Insgesamt wurden acht Wahlgänge nötig, bis sich schließlich Mustafa Abushagur von der "Nationalen Front" durchsetzte. Dem gelang es aber nicht, eine Regierung aufzustellen, so dass er knapp vier Wochen später schon wieder abgelöst wurde. Darauf folgte Ali Seidan, ebenfalls aus der "Nationalen Front", der immerhin bis März 2014 im Amt blieb, ohne dass er jedoch mit seiner Regierung den Übergangsprozess nennenswert voranbringen konnte.
Konflikte im nationalistischen Lager
Für viele Beobachter überraschend hatte im Juli 2012 das nationalistische Lager um die "Allianz Nationaler Kräfte" und die "Nationale Front" die Wahlen für sich entschieden. Zwar lassen sich beide Parteien dem gleichen Lager zuordnen, aber zwischen ihrem Führungspersonal bestehen auch ernsthafte biographische Unterschiede.
In der Allianz sammelten sich vor allem ehemalige Funktionäre des Regimes, die sich nach dem 17. Februar 2011 am Umsturz beteiligt hatten, darunter Gaddafis Innenminister Abdul Fattah Junis, der Justizminister Mustafa Abdul Jalil, der Generalstaatsanwalt Abdul Rahman al Abbar und der ehemalige Geheimdienstchef Abdel Moneim el Honi. Sie besetzten mit dem Vorsitz und den Ressorts Wirtschaft und Außenpolitik Schlüsselpositionen im Nationalen Übergangsrat. Abdul Fattah Junis war bis zu seiner Ermordung im Juli 2011 für militärische Angelegenheiten verantwortlich.

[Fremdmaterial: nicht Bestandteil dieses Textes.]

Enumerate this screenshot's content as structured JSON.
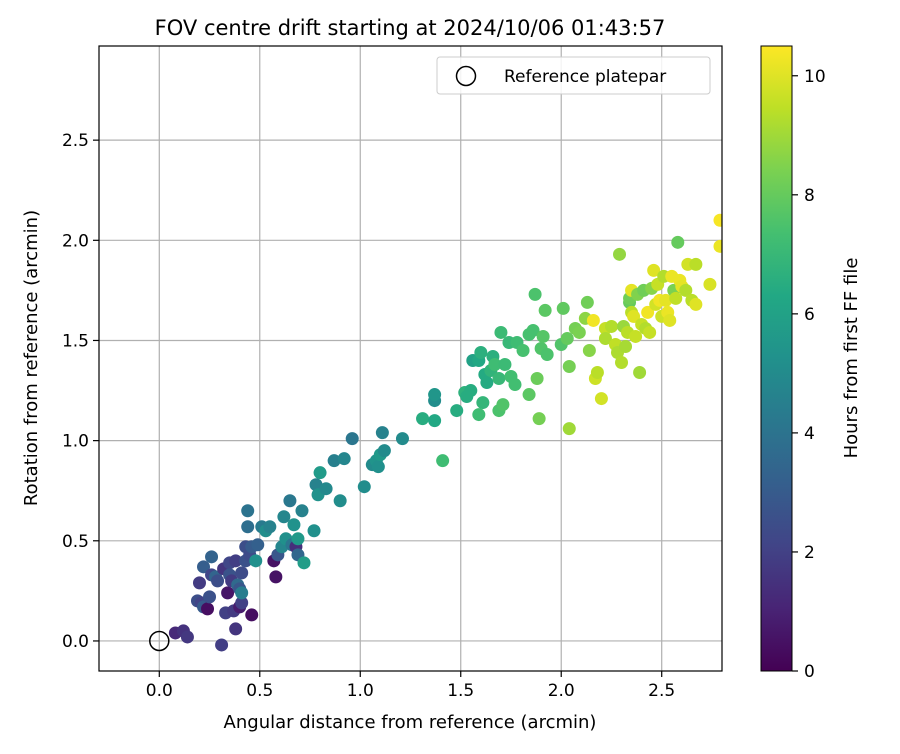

Der Übergangsrat hatte ihn zum Militärchef ernannt, später war er als Generalstabschef zuständig für die Kontakte mit den alliierten Armeeführungen, nachdem er sich zunächst gegen die Führungsansprüche des aus den USA zurückgekehrten Ex-Generals und CIA-Manns Khalifa Hafter durchgesetzt hatte. Im Juli 2011 wurde er auf dem Weg zu einer richterlichen Anhörung in Benghasi gemeinsam mit mehreren seiner Offiziere erschossen. Der Übergangsrat kündigte zwar eine Untersuchung an. Der wichtigste Zeuge, der damals für die Vorladung zuständige Richter, wurde im Juni 2012 allerdings ebenfalls erschossen. Bis heute sind die Vorfälle nicht aufgeklärt.
In der "Nationalen Front" sammelten sich hingegen die Vertreter der Exil-Opposition, welche die vergangenen Jahrzehnte in den USA und Großbritannien im Exil verbracht hatten. Die Front wurde als Nachfolger stärksten Oppositionspartei gegen Gaddafi gegründet, der "Nationalen Front für die Rettung Libyens". Die Gruppe führte einen bewaffneten Kampf gegen die alte Regierung. Zuständig für diesen bewaffneten Arm, die "Libysche Nationalarmee", war der Ex-General Khalifa Hafter. Die Gruppe wurde während ihrer gesamten Geschichte von britischen und US-amerikanischen Geheimdiensten unterstützt. Nach ihrer militärischen Niederlage in Libyen lebte Khalifa Hafter bis zum Umsturz im Jahr 2011 in der Nähe des Hauptquartiers der CIA.
Aber trotz seiner Biographie war General Khalifa Hafter, wie praktisch alle Spitzenpolitiker aus dem nationalistischen Lager, vom Isolationsgesetz betroffen. Vor allem die Muslimbruderschaft, aber auch Teile der Milizen und der Jugendbewegung, hatten im Mai 2013 ein Gesetz erzwungen, dass es allen ehemaligen Funktionären aus Gaddafis Jamahiriya-Staat verbot, in den nächsten zehn Jahren öffentliche Ämter zu bekleiden.
Als das Gesetz, das ganz klar darauf ausgelegt war, die politische Konkurrenz der Islamisten auszuschließen, vom Präsidenten nicht unterzeichnet wurde, belagerten - wie in Libyen üblich - die Milizen verschiedene Ministerien und das Parlament. Mit der Unterzeichnung waren praktisch alle Führer der Auslandsopposition als auch die Verantwortlichen für die Palastrevolte im Frühjahr 2011 von der libyschen Politik ausgeschlossen. Möglicherweise liegt hier einer der Gründe dafür, dass sich das verfeindete nationale Lager nun wieder zusammenrauft.